Baseball in Alaska
The final score was the Roaring Gimlets 62 the Pig-Stickers 49. Yes, it was a baseball game! A game played on a December day in 1893 when the temperature was 38 degrees below zero. The diamond was on frozen ice, in a harbor near Herschel Island in the Arctic Ocean. The men off of the whaling ships, looking for a way to pass the time, formed the Herschel Island League and played through the long, cold months for the “Arctic Whalemen’s Pennant”.
The game of baseball has been played in Alaska and the Far North for over a century. History shows that baseball has been an important part of community life in Alaska. Communities played the National Pastime in winter, spring, summer and fall. Often the games were contested on some very uniquely constructed ball fields. One game has even become an annual event and is intentionally played into the early morning hours. And on a few occasions the Governor of Alaska has proven to be an ardent baseball fan and has thrown out the ceremonial first pitch on opening day.
In Nome, in June of 1908, a very unusual ball field was built. The Midnight League of the Arctic Circle, comprised of four teams, needed a playing field. The tundra behind Nome, overlooking Dry Creek, was chosen for the location. The men dug down to frozen ground then covered the ground with jute sacks, sand and gravel from the beach, and clay from the Nome River.

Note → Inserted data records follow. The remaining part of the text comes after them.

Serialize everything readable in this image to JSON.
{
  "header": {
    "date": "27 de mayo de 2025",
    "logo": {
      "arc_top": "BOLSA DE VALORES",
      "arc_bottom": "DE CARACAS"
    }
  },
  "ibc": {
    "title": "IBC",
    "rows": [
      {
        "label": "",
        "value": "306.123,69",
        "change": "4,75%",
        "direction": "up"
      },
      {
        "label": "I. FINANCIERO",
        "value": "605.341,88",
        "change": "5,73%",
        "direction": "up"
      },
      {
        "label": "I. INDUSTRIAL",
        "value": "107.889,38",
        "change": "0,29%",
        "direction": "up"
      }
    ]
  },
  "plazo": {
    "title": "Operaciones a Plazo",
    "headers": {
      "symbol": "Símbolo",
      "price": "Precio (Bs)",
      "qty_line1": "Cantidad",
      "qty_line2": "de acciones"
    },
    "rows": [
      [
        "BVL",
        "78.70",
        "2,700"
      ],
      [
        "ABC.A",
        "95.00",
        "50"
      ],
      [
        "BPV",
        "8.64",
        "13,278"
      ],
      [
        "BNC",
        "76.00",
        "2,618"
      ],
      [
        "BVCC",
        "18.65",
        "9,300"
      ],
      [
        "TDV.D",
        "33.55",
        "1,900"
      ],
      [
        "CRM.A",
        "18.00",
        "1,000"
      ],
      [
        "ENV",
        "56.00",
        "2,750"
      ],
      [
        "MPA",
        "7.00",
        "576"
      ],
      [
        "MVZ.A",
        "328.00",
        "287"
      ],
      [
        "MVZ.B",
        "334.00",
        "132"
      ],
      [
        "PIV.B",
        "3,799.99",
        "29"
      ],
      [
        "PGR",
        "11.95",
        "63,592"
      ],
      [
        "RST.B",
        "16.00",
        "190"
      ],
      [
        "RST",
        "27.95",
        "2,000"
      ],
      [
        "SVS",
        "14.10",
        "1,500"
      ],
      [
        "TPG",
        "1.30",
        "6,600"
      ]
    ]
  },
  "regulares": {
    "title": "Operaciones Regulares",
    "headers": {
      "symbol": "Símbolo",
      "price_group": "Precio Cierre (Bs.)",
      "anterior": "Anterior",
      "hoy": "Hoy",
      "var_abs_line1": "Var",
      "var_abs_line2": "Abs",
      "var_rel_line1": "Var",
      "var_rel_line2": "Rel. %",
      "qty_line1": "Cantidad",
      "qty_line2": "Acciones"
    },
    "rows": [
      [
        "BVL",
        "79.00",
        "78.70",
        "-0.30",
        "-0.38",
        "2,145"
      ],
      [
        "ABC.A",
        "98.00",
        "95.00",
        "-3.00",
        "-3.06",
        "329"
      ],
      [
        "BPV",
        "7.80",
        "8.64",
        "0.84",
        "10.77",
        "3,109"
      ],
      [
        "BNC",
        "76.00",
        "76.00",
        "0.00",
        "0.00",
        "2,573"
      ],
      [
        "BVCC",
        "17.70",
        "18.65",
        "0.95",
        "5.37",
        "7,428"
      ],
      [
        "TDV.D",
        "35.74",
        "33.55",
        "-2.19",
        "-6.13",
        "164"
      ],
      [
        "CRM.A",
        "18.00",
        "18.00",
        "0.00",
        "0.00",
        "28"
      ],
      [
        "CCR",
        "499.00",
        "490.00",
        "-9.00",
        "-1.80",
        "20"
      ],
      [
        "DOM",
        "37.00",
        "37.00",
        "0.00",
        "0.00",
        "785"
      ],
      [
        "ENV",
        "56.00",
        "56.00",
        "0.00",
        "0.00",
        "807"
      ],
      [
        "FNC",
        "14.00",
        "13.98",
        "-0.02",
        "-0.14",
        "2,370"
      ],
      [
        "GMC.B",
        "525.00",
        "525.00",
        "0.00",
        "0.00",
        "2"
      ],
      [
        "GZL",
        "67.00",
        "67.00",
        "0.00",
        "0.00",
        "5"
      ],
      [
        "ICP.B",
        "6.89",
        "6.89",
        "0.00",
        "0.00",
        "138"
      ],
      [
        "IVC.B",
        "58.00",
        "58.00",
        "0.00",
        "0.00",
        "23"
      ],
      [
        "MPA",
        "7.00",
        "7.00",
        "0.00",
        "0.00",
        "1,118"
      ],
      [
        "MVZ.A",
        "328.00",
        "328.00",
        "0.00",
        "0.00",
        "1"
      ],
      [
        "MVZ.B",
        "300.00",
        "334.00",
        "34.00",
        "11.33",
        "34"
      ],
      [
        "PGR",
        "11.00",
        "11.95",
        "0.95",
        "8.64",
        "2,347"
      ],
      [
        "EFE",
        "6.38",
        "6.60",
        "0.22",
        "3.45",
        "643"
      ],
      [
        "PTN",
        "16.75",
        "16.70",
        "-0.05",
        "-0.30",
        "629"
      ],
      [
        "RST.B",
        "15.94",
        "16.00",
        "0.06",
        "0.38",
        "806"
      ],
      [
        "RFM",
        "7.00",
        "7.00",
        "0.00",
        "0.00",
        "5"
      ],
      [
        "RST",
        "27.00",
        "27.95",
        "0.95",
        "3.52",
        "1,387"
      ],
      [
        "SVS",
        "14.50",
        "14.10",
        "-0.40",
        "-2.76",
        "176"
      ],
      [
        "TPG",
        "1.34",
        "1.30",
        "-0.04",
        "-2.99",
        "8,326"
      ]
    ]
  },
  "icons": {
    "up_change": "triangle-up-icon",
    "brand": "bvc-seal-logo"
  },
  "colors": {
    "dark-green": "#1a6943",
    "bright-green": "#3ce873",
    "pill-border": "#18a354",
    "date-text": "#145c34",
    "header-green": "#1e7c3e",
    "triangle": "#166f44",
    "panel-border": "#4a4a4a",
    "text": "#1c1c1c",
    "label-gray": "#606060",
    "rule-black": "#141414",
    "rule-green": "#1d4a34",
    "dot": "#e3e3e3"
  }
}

The field was great until the rains came and turned it back into a swamp, cutting the season short. Women played baseball in Nome too. On February 13, 1914, the Thunderbolts beat the Lightening Strikers 10 to 2 in a 5 inning game. Their diamond was indoors at the Eagle Hall. Weather was not an issue!
On Thursday, June 21, 1906, in Fairbanks, the first annual summer solstice Midnight Sun Baseball game was played as the result of a bar bet. That year the California Bar “Drinks” defeated the Eagle Club “Smokes” 7 to 4. The game is played on the longest day of summer, beginning at about 10:30 p.m. and ending well after midnight. No artificial lights are used – the only light is from the midnight sun. In 2005 the Midnight Sun Baseball game celebrated 100 years with the Fairbanks Goldpanners defeating the Omaha (Nebraska) Strike Zone 3-1.
In Juneau, on Sunday, May 10th, 1925, the race for the 1925 City League pennant began at City Park. On a beautiful day with a record crowd watching, Governor Scott C. Bone threw out the ceremonial first pitch to open up the season. The American Legion behind the pitching of “Tip” O’Neel routed the Moose who used the MacSpadden twins on the mound. The final score was 17 to 8.
These are just a few events that are a reflection of Alaska’s rich baseball history. Played all over Alaska, baseball has brought and still brings communities together for friendly competition, fun, and entertainment.
The photographs in this online exhibit provide a glimpse into what baseball was like in Alaska over the past century. Hopefully the images will motivate you to grab your bat and ball, glove and spikes (or snowshoes if the conditions dictate) and get out there and add your experiences to Alaska’s unique and colorful baseball past. PLAY BALL!